Saw ye nae my Peggy.

[This song, though old, was not inserted in any regular collection of Scottish songs till that of David Herd in 1769. "There is another set of the words," says Burns, "much older still, and which I take to be the original one, as follows—a song familiar from the cradle to every Scottish ear:

Saw ye my Maggie,
Saw ye my Maggie,
Saw ye my Maggie,
Linkin ower the lea?

High-kiltit was she,
High-kiltit was she,
High-kiltit was she,
Her coat aboon her knee.

What mark has your Maggie,
What mark has your Maggie,
What mark has your Maggie,
That ane may ken her be? (by).

Though it by no means follows that the silliest verses to an air must, for that reason, be the original song, yet I take this ballad, of which I have quoted part, to be the old verses.
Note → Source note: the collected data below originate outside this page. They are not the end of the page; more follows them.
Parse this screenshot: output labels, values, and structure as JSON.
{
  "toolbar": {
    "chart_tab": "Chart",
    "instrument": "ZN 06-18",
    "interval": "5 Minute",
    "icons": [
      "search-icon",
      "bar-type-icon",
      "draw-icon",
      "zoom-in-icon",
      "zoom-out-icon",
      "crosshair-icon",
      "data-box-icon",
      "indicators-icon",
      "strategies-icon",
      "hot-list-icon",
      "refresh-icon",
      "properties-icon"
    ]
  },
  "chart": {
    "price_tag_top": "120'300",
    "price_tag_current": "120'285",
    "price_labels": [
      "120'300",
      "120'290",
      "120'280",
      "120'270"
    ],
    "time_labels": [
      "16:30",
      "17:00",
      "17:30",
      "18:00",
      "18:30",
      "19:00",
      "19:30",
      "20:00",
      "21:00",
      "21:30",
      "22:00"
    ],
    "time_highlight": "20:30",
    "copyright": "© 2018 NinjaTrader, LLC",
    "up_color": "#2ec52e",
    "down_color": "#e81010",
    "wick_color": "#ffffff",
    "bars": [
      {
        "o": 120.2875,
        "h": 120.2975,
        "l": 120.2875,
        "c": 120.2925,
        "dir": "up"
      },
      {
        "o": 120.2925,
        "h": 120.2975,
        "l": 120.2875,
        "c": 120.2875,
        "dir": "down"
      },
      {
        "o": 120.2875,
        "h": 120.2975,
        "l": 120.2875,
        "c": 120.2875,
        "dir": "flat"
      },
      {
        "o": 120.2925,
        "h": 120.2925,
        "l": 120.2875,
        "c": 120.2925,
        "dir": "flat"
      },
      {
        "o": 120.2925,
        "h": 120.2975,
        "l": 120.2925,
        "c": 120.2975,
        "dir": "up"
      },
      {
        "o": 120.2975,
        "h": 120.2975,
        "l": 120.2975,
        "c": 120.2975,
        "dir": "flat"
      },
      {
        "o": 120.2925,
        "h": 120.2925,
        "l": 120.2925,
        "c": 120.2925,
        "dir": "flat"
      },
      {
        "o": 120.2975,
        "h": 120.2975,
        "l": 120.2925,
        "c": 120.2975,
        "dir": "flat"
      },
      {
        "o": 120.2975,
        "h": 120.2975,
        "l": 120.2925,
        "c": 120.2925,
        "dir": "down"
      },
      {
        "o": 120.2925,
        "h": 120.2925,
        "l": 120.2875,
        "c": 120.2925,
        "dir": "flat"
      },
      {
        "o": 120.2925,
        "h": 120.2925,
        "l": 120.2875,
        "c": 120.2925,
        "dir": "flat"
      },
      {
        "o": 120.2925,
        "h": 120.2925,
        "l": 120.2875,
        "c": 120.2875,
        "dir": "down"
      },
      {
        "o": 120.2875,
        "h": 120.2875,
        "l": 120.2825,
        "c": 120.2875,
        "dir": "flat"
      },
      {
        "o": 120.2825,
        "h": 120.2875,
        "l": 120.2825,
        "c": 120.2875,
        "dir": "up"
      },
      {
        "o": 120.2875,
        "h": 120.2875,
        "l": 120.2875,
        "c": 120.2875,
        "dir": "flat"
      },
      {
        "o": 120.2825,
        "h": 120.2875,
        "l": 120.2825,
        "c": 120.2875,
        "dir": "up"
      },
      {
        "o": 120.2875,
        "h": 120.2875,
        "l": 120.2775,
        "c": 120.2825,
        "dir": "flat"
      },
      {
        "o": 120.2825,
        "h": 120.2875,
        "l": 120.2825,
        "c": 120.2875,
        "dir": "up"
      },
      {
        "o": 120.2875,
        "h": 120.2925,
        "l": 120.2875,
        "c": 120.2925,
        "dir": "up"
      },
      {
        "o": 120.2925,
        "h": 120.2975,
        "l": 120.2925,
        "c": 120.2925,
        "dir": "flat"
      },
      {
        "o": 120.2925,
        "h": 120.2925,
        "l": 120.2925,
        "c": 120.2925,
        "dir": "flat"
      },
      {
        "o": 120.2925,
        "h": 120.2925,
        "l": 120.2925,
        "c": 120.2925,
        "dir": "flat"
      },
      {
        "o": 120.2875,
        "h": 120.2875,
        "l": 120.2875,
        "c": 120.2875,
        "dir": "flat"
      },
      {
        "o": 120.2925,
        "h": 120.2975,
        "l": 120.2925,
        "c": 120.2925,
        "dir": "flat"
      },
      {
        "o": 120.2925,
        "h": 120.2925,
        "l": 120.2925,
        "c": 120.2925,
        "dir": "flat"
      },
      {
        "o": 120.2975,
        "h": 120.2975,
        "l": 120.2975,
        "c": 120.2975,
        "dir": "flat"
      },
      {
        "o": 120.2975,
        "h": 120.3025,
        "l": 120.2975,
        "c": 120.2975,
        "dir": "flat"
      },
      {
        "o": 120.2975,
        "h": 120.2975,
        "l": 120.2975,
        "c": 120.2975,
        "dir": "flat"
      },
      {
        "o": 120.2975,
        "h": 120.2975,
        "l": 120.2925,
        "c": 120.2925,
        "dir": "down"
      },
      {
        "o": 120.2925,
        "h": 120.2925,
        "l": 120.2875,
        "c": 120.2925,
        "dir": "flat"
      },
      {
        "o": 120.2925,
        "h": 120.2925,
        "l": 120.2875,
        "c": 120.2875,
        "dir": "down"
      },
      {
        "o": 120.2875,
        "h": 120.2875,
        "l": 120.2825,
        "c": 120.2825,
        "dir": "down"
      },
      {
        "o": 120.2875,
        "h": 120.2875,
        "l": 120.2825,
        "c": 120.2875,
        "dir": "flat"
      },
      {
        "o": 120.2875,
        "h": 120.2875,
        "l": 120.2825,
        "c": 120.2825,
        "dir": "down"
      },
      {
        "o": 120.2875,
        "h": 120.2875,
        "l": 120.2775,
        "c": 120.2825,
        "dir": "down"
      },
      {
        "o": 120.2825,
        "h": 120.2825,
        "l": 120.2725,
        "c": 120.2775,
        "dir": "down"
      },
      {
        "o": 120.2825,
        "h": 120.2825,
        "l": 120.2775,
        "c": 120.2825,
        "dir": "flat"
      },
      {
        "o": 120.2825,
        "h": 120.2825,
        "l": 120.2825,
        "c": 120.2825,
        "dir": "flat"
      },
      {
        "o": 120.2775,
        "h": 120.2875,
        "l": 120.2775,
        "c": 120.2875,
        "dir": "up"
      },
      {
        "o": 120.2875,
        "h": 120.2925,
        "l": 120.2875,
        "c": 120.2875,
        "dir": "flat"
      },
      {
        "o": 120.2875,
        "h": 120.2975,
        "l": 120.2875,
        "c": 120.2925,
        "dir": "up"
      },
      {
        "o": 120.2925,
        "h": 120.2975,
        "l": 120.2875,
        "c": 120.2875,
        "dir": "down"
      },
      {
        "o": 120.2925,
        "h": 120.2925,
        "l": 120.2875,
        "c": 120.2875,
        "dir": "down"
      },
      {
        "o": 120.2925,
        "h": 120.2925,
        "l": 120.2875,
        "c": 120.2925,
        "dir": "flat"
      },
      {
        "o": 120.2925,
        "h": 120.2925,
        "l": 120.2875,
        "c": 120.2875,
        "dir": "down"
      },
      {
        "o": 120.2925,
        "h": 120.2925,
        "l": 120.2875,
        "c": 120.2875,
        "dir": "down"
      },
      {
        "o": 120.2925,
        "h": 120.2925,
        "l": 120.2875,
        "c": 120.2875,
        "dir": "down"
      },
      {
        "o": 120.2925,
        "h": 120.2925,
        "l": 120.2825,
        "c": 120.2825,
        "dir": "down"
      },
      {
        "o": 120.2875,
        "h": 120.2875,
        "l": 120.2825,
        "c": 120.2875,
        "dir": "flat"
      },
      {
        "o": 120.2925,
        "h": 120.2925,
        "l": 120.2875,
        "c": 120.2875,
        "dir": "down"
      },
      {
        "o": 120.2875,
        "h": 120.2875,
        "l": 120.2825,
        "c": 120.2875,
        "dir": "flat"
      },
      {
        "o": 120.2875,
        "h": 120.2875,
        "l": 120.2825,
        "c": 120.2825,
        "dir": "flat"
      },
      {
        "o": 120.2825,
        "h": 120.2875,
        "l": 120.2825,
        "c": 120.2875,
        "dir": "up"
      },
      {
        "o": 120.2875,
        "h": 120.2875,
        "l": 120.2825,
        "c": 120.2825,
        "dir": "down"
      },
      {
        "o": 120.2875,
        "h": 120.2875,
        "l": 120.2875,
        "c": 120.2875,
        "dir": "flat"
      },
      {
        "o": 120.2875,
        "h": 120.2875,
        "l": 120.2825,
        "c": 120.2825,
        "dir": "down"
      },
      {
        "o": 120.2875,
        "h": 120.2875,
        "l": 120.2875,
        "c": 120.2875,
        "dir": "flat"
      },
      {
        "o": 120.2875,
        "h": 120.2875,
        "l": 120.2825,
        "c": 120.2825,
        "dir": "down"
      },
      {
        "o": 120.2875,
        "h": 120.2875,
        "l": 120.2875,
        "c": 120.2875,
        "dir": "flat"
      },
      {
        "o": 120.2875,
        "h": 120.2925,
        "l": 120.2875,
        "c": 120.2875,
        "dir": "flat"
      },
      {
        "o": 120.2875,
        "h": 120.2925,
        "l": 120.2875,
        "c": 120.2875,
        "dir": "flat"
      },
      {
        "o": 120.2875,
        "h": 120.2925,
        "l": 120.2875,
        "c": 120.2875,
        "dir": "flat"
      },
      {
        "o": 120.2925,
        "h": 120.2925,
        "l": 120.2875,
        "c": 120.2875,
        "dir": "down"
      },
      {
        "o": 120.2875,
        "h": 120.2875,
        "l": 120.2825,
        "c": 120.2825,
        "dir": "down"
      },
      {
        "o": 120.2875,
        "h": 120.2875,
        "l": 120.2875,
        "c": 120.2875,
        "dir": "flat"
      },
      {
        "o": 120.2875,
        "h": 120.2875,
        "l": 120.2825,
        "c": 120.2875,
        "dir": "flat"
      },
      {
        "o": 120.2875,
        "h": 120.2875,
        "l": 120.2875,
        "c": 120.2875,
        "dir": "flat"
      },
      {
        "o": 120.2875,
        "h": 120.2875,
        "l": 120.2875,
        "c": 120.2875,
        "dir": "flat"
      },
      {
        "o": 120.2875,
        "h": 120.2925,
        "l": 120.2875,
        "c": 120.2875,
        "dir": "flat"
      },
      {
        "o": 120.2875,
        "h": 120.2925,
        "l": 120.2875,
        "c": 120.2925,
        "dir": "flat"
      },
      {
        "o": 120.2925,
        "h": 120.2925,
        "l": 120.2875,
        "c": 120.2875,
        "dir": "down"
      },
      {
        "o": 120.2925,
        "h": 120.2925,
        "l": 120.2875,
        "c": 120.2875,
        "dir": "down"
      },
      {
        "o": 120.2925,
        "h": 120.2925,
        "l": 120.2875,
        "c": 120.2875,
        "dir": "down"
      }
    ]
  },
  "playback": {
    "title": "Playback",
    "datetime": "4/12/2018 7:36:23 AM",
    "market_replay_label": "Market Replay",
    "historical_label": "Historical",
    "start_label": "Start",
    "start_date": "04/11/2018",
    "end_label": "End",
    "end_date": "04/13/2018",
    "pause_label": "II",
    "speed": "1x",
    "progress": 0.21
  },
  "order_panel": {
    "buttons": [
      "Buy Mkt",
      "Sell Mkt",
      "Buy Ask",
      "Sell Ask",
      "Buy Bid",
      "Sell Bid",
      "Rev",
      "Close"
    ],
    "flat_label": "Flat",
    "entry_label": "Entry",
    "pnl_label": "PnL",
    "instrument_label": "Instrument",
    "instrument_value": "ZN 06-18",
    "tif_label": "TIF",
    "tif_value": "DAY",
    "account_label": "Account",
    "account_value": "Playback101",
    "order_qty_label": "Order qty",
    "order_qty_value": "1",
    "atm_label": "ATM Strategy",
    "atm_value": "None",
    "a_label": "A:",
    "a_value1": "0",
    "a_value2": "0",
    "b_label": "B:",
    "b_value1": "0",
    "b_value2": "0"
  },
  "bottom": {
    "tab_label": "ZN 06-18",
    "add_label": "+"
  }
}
The two songs in Ramsay, one of them evidently his own, are never to be met with in the fire-side circle of our peasantry; while that which I take to be the old song is in every shepherd's mouth."]

Saw ye nae my Peggy,
Saw ye nae my Peggy,
Saw ye nae my Peggy,
Coming ower the lea?
Sure a finer creature
Ne'er was formed by Nature,
So complete each feature,
So divine is she!

O! how Peggy charms me:
Every look still warms me;
Every thought alarms me;
Lest she lo'e nae me.
Peggy doth discover
Nought but charms all over:
Nature bids me love her;
That's a law to me.

Who would leave a lover,
To become a rover?
No, I'll ne'er give over,
Till I happy be.
For since love inspires me,
As her beauty fires me,
And her absence tires me,
Nought can please but she.

When I hope to gain her,
Fate seems to detain her;
Could I but obtain her,
Happy would I be!
I'll lie down before her,
Bless, sigh, and adore her,
With faint looks implore her,
Till she pity me.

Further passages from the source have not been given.